Reactivating employees’ engagement through corporate storytelling

March 18, 2021

Keeping employees motivated is one of the most critical challenges enterprises face. Particularly when a company is undergoing changes or transformation, it can be difficult to maintain morale and productivity if employees don’t feel deeply invested in the company’s future. One of the most powerful tools that can help is developing a corporate storytelling.

Levels of employee engagement have dropped to shockingly low levels.

A poll several years ago by Gallup found that only 34% of employees felt “engaged” at work and that 16.5% felt “actively disengaged.”

Dispiriting numbers, but the same study also found that managers accounted for about 70% of the variance in how employees related to their work.

One of the most powerful tools in the manager’s arsenal for driving engagement is the narrative around the company. But it’s important to distinguish what is meant by a narrative versus stories or anecdotes. The latter may have beginnings, middles, and ends and serve to illustrate a point or theme. Corporate storytelling is a more general kind of story that is open-ended and conveys where a company has been, where it is today, and where it hopes to go in the future.

These narratives express a company’s values and so help to engage employees by inspiring them to feel part of a mission that is bigger than themselves. They allow managers to communicate the value and benefits of being part of a larger organization while also making the company feel more personal. They also act as a goal-setting framework that strengthens the credibility of the speaker and their ideas while helping them to lead.

Let’s be clear: narratives are hard to build. If they were easy, everyone would do it. And yet, some of the world’s most successful companies have built powerful internal and external narratives. Consider Apple and its Think Different narrative that hints at its rebellious roots, and its approach to product development, while calling on customers and employees to participate in creating an exciting future.

Storytelling can be particularly important during times of upheaval and crisis. During Covid, for instance, managers have had to reinvent the way they recruit and train, as well as how they oversee a workforce that is suddenly remote. The lack of direct socialization makes these tasks even more challenging than usual. But here, narratives have a strong role to play in forging new attachments, especially when it comes to onboarding new employees.

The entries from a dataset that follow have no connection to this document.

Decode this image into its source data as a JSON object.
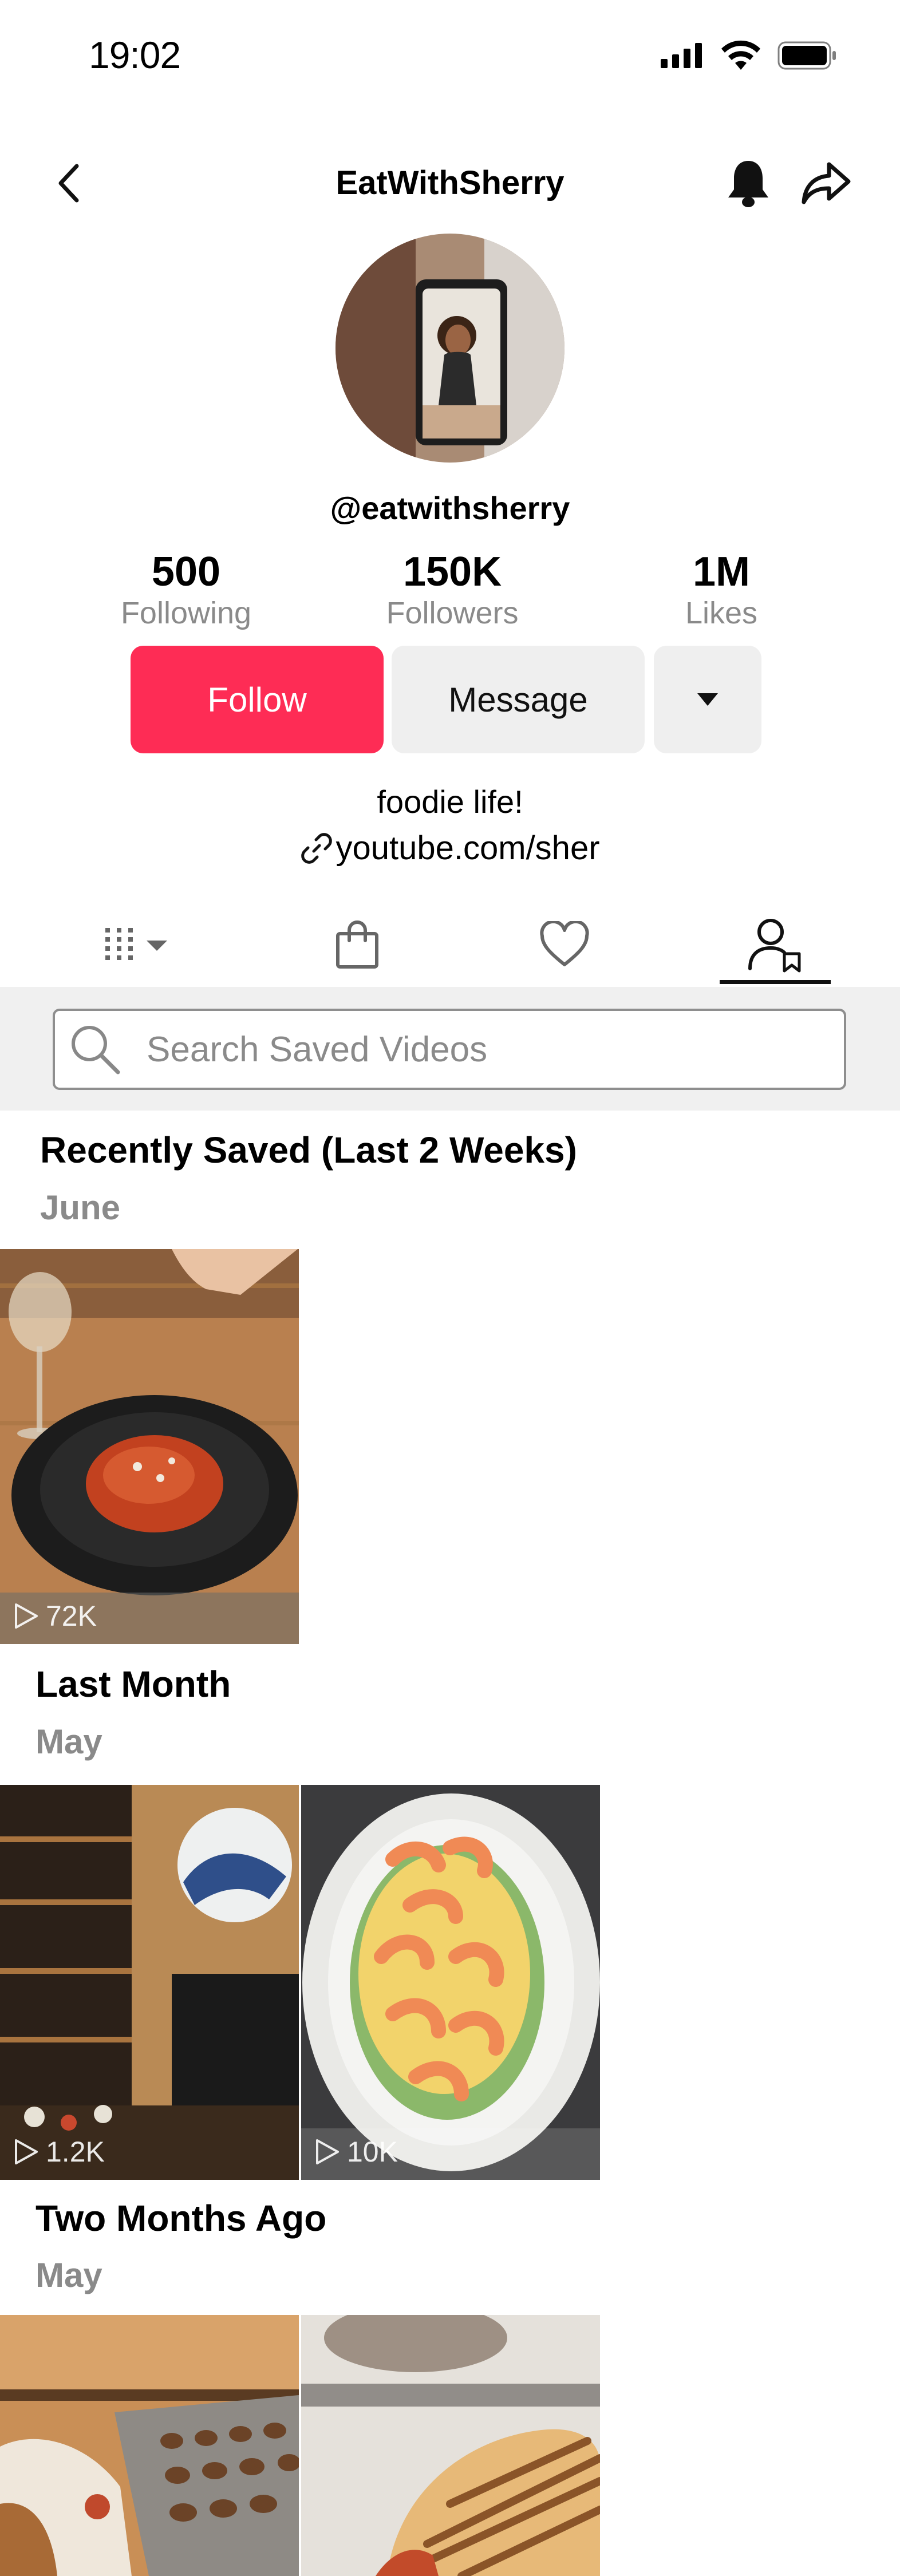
{
  "status_bar": {
    "time": "19:02"
  },
  "header": {
    "title": "EatWithSherry"
  },
  "profile": {
    "handle": "@eatwithsherry",
    "stats": [
      {
        "value": "500",
        "label": "Following"
      },
      {
        "value": "150K",
        "label": "Followers"
      },
      {
        "value": "1M",
        "label": "Likes"
      }
    ],
    "buttons": {
      "follow": "Follow",
      "message": "Message"
    },
    "bio": "foodie life!",
    "link": "youtube.com/sher"
  },
  "tabs": {
    "items": [
      "videos-grid-icon",
      "shop-bag-icon",
      "heart-icon",
      "saved-user-icon"
    ],
    "active_index": 3
  },
  "search": {
    "placeholder": "Search Saved Videos"
  },
  "sections": [
    {
      "title": "Recently Saved (Last 2 Weeks)",
      "subtitle": "June",
      "videos": [
        {
          "views": "72K",
          "theme": "pasta"
        }
      ]
    },
    {
      "title": "Last Month",
      "subtitle": "May",
      "videos": [
        {
          "views": "1.2K",
          "theme": "restaurant"
        },
        {
          "views": "10K",
          "theme": "shrimp"
        }
      ]
    },
    {
      "title": "Two Months Ago",
      "subtitle": "May",
      "videos": [
        {
          "views": "",
          "theme": "bakery"
        },
        {
          "views": "",
          "theme": "sandwich"
        }
      ]
    }
  ],
  "colors": {
    "accent": "#fe2c55",
    "secondary_button": "#efefef",
    "muted_text": "#8a8a8a"
  }
}
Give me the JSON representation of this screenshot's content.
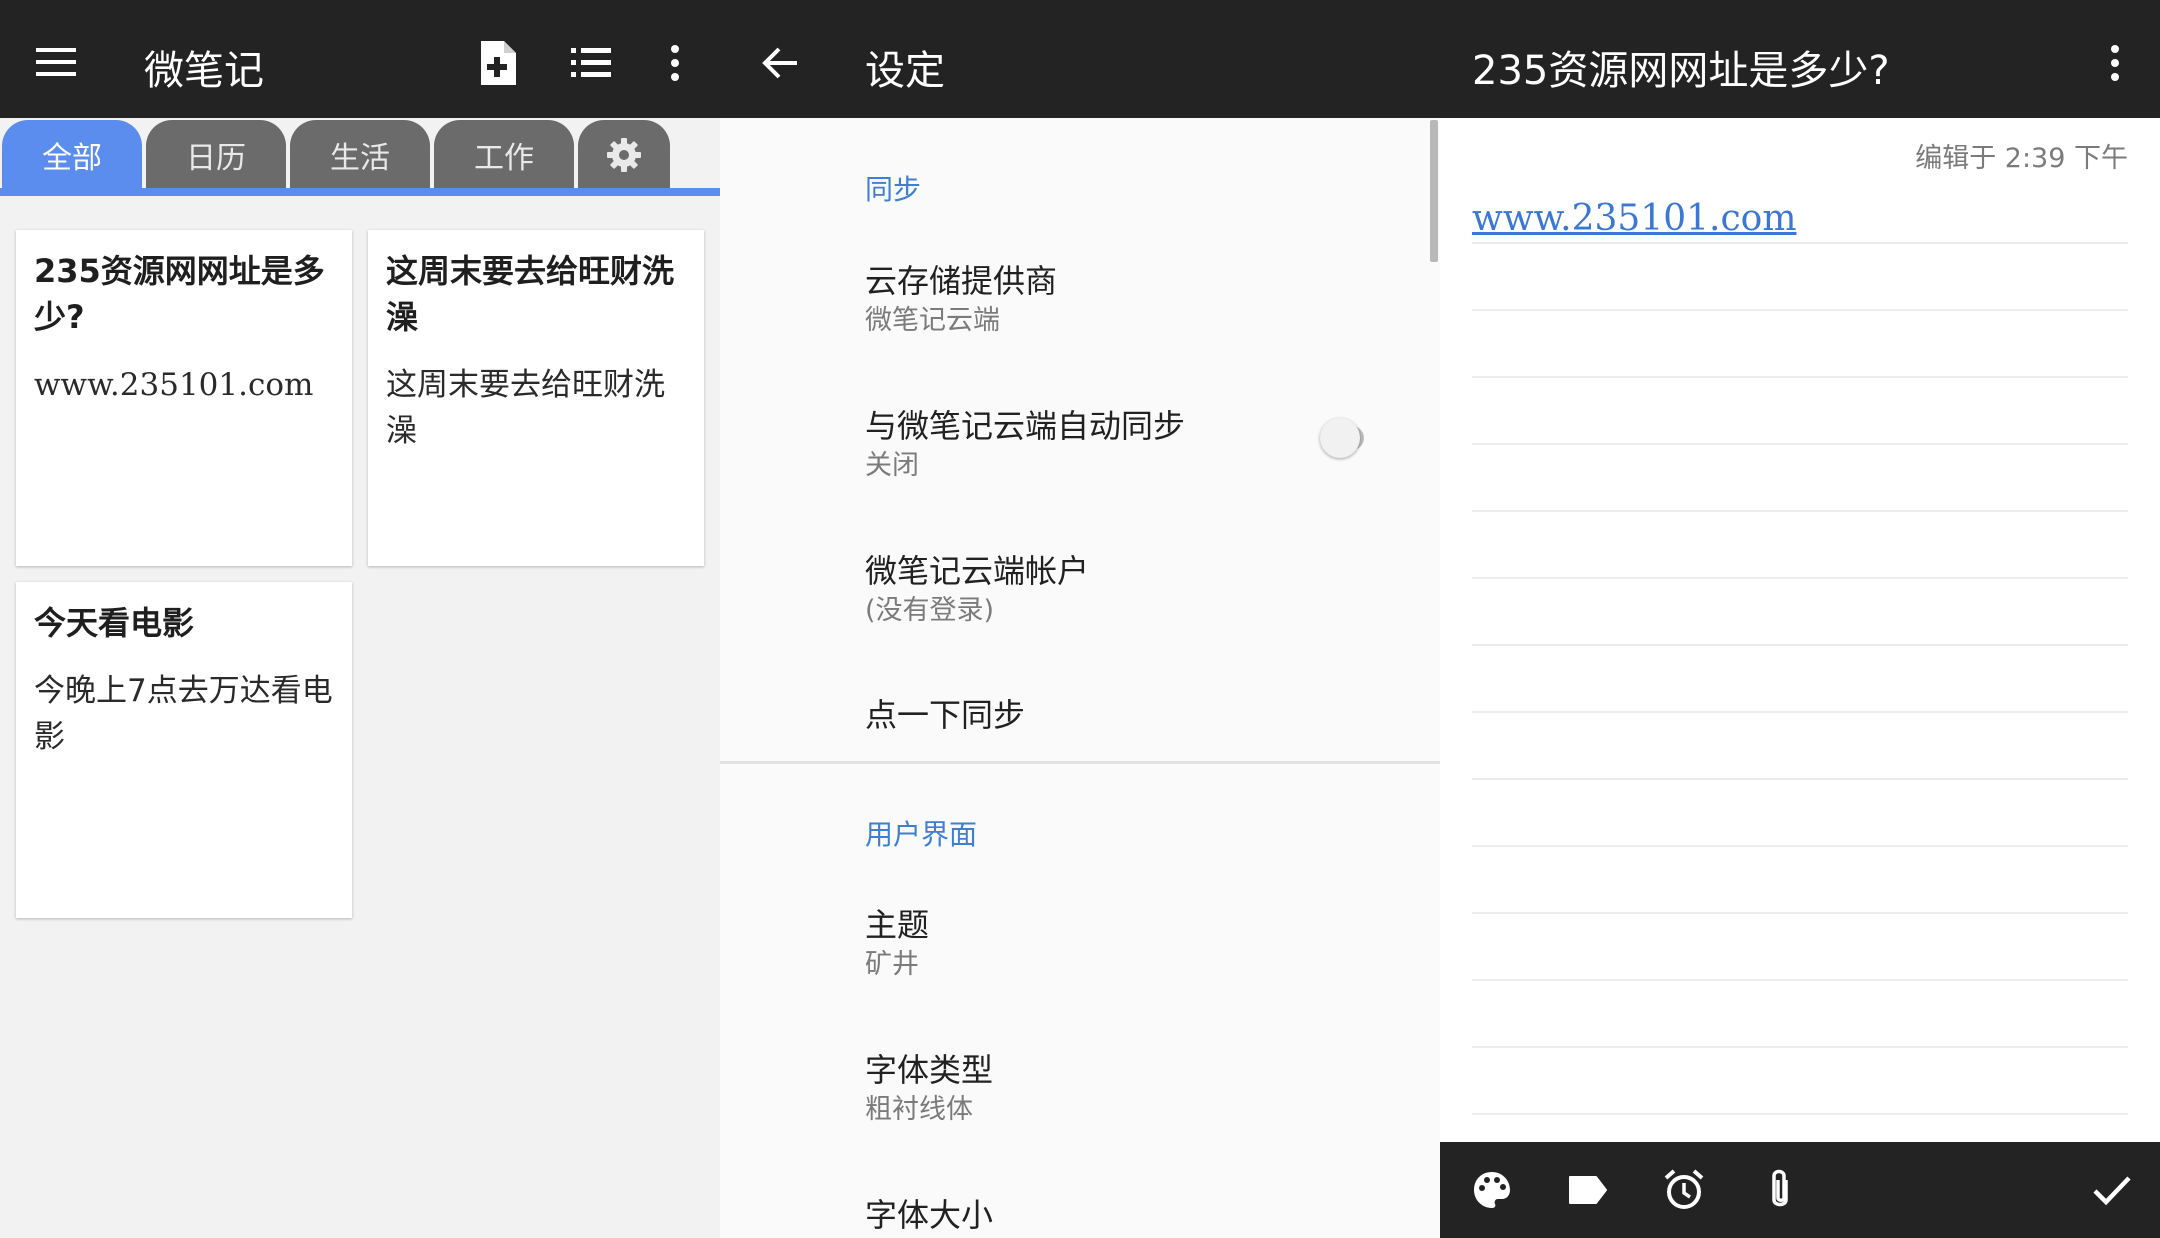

To see how one can look back to a previous global crisis: the 2007-8 financial meltdown. Swedish telecommunication leader Ericsson surveyed employees in 2008 and found senior leaders’ motivation at 52%, leadership communication at 57%, and awareness of strategy at 66%, according to an academic study. So the company developed a 3-year program to overhaul internal communication to use more storytelling, including mandatory workshops for executives. By the end of 2009, those same seniors motivation had increased by 22%, strategy awareness had grown by 11%, and leadership communication had risen to 18%.

There is no single right way to construct a corporate storytelling. But any powerful narrative will include elements such as the company’s accomplishments, why it matters, and what the future holds for those who choose to be a part of it. Here are 4 steps to help start the process of developing your company’s narrative:

  1. Define how the company and products make a difference
    This should start with conversations among top executives. The language developed here should feel natural and authentic.
  2. Understand the company’s journey
    This requires a strong, honest assessment. Rather than imagining what one wishes the journey has been, map out where the company has been, the current state of affairs, the ambitions for the future. Ask yourself: What connects all 3?
  3. Make it inclusive
    Employees must feel part of the journey. A good narrative isn’t just about a product or service. It rises above that to speak more generally about the company’s culture in a way that inspires employees and convinces them to be a part of that mission.
  4. Make it simple and emotional
    Any good narrative will connect quickly with employees without the need for lengthy explanations. It should carry an aspirational element that will make employees feel a sense of pride in contributing to the company’s success.

Of course, even the best narrative is just a foundation. Managers and executives must put it into practice every day, using it to guide everything from the way they communicate with employees to product and strategic decisions. Only by embracing a narrative thoroughly will it truly reflect and express a company’s core culture in a way that employees engage with it and forge a deeper bond with their work.